After Hamas’ vicious and bloody terrorist attack on October 7 last year, three things seemed inevitable. First, it seemed likely that Israeli society would react as most societies have when faced with terrorist brutality: By lashing out unthinkingly. Second, that public and political support for Israel, particularly in the West, would be solidified. And third, that West Asia’s moves towards stability and regional integration for a decade would be decisively upturned.
Of these three, only about one and a half have played out as expected.
On the first: Israeli society, already far more radicalised than it was a few decades ago during the First and Second Intifadas, has largely supported a military response that has been overwhelming, brutal, open-ended and pointless. The media there rarely reports on the human effects of the war on Gaza; and its leadership seems unwilling to engage with basic questions of how Hamas could actually be destroyed without destroying all of Gaza, and of what might happen in terms of Palestinian self-governance the day after Hamas is destroyed.
The important fact to be reckoned with here is that while Israel’s unpopular Prime Minister Benjamin Netanyahu might be fighting this war to the end in order to prolong his time in office, it is not Mr Netanyahu’s war alone. It is hard to claim that Israeli politicians other than Mr Netanyahu are thinking hard about alternative solutions, different endgames, or a less brutal way of winning the war.
Thus any move towards peace and a return to stability will have to be imposed on Israel by its friends and allies. And so we come to the second point: On public and political support for Israel in Europe and the United States. It seems unshakable — but is it?
In fact, it feels brittle. Had almost any other Democratic President been in power, the response from the US in particular would likely have been very different. But Joe Biden, even as a legislator, was distinguished in the tanks of a broadly pro-Israeli US Senate by being its most fervent defender. The last time a US President attempted to actually pressurise Tel Aviv was over 30 years ago, when George H W Bush threatened to pull US guarantees of Israeli loans unless settlement activity stopped. Mr Biden led the charge against Bush on that issue, and his mind does not appear to have changed much since then.
But many in the rest of the US, including many younger Americans of Jewish origin, think differently from then. The protests on US campuses that have transfixed the world over the past two weeks are a sign of a changing consensus. The most recent poll suggests four in ten Americans think that the US is doing “too much” to support Israel in its war.
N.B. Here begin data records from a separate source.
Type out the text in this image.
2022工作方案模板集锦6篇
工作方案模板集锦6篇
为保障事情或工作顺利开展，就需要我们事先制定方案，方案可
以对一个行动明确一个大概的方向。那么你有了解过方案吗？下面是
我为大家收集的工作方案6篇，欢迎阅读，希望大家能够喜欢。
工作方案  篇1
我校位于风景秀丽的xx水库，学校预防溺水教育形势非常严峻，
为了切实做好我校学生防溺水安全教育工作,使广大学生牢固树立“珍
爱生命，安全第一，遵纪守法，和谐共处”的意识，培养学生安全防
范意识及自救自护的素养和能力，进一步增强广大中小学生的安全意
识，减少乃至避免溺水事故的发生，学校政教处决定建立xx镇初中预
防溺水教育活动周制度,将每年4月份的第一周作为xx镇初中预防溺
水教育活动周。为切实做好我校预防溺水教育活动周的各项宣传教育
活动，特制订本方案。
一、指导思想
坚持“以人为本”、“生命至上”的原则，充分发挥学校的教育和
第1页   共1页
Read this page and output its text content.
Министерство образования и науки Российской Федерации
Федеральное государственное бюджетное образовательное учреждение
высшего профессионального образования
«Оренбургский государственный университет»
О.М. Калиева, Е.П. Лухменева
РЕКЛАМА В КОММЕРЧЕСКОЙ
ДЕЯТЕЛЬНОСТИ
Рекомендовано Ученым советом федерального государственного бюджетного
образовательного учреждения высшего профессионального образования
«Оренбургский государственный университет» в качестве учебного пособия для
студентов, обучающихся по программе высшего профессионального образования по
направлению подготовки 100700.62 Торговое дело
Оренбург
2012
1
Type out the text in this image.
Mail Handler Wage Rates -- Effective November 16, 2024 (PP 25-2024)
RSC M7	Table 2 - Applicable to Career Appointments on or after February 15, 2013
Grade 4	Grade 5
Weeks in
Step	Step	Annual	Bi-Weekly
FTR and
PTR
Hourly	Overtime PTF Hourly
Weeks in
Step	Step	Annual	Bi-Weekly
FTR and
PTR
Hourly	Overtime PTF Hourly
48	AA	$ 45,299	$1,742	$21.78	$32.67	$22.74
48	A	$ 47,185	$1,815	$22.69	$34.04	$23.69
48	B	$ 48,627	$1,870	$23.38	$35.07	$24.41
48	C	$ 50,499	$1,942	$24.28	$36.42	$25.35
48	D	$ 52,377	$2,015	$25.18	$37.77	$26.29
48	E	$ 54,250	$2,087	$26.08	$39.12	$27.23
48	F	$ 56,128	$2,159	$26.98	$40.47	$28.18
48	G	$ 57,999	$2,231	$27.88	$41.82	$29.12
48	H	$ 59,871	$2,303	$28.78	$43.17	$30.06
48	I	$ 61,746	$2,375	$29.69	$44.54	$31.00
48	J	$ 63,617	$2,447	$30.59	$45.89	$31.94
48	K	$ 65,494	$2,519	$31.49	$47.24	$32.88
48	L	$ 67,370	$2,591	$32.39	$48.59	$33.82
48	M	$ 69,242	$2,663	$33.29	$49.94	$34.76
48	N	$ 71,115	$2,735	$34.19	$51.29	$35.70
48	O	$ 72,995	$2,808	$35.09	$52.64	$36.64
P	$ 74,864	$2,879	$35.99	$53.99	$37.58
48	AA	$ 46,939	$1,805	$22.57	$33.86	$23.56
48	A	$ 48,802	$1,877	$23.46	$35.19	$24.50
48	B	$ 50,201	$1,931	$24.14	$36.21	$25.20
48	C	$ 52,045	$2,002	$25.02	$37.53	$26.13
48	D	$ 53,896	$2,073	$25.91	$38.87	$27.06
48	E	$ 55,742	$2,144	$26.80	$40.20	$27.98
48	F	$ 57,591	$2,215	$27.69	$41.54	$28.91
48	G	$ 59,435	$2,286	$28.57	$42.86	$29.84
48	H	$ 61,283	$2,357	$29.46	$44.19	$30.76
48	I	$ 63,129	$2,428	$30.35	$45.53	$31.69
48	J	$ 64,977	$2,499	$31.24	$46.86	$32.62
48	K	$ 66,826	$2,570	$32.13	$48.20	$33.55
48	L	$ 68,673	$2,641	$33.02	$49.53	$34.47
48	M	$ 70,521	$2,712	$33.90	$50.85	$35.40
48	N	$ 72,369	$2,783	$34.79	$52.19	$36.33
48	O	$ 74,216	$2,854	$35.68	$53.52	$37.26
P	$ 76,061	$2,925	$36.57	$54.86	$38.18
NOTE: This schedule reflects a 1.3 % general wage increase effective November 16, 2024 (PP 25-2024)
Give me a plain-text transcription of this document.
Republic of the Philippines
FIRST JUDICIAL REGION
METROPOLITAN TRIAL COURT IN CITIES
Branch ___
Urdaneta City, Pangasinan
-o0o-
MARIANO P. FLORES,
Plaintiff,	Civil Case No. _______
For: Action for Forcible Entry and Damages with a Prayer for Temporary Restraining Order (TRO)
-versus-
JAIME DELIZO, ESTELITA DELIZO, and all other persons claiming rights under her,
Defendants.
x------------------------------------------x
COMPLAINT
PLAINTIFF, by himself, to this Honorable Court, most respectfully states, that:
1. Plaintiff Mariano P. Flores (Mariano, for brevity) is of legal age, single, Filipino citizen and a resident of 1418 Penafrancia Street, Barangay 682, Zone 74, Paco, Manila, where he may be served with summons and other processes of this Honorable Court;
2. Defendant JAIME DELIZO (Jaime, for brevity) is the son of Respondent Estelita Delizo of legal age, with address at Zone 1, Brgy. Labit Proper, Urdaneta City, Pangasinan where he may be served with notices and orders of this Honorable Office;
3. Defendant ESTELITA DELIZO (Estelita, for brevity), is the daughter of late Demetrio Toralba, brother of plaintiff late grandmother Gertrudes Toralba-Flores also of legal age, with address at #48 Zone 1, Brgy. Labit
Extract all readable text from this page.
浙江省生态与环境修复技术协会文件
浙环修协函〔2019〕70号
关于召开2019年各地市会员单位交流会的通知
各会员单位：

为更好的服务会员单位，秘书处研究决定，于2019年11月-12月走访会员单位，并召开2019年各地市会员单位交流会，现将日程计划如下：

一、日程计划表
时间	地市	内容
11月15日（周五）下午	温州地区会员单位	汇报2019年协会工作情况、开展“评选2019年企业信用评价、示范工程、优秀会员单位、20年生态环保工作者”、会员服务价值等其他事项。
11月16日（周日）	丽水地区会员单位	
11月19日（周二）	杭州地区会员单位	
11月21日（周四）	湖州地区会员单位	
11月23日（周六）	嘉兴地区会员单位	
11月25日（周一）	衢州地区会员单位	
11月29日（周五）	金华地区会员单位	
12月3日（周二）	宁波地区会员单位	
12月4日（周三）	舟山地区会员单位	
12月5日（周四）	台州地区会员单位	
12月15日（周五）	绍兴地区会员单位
In Europe, meanwhile, President Emmanuel Macron has warned Israel not to kill “women and babies”, that transferring the Gazan population would be “a war crime”, that there is no need to “flatten Gaza”, and even said that France might recognise a Palestinian state. The nature of Israeli bombing itself has served to weaken its base of support in the West.
What of the broader destabilisation of West Asia, however? The current White House clearly prioritised limiting this war to Gaza. They no doubt feared Iran-backed militants in Lebanon would also enter the lists against Israel, which would then widen the war to include Iran, thereby sparking a broader conflagration. Restraint on the part of both Hezbollah in Lebanon and the Iranian leadership has prevented this, even after an Israeli air strike on an Iranian embassy that killed 16. The slide to broader war seems to have been arrested. Arab states have disallowed vast protests against the bombing, mindful that protests against Israel might also spill over into protests against their attempts to normalise relations with Israel. From the Indian point of view, the unlikelihood of a broader war that would spike up energy prices and collapse our economy is obviously welcome.
Yet the fact is also that the process of reintegrating West Asia, which Indian officials determined in the past few years would be immensely helpful to this country’s economy and its trade, has been halted because of the unrelenting assault on Gaza.
In the end, what emerges is a clear picture: Israel’s neighbours, friends and foes are holding back. The country itself has lost itself in a rabbit hole of vengeance and loss. We in the rest of Asia can only hope the process of realignment in the West concludes swiftly, and a new consensus emerges that is willing to push Tel Aviv towards a more permanent peace.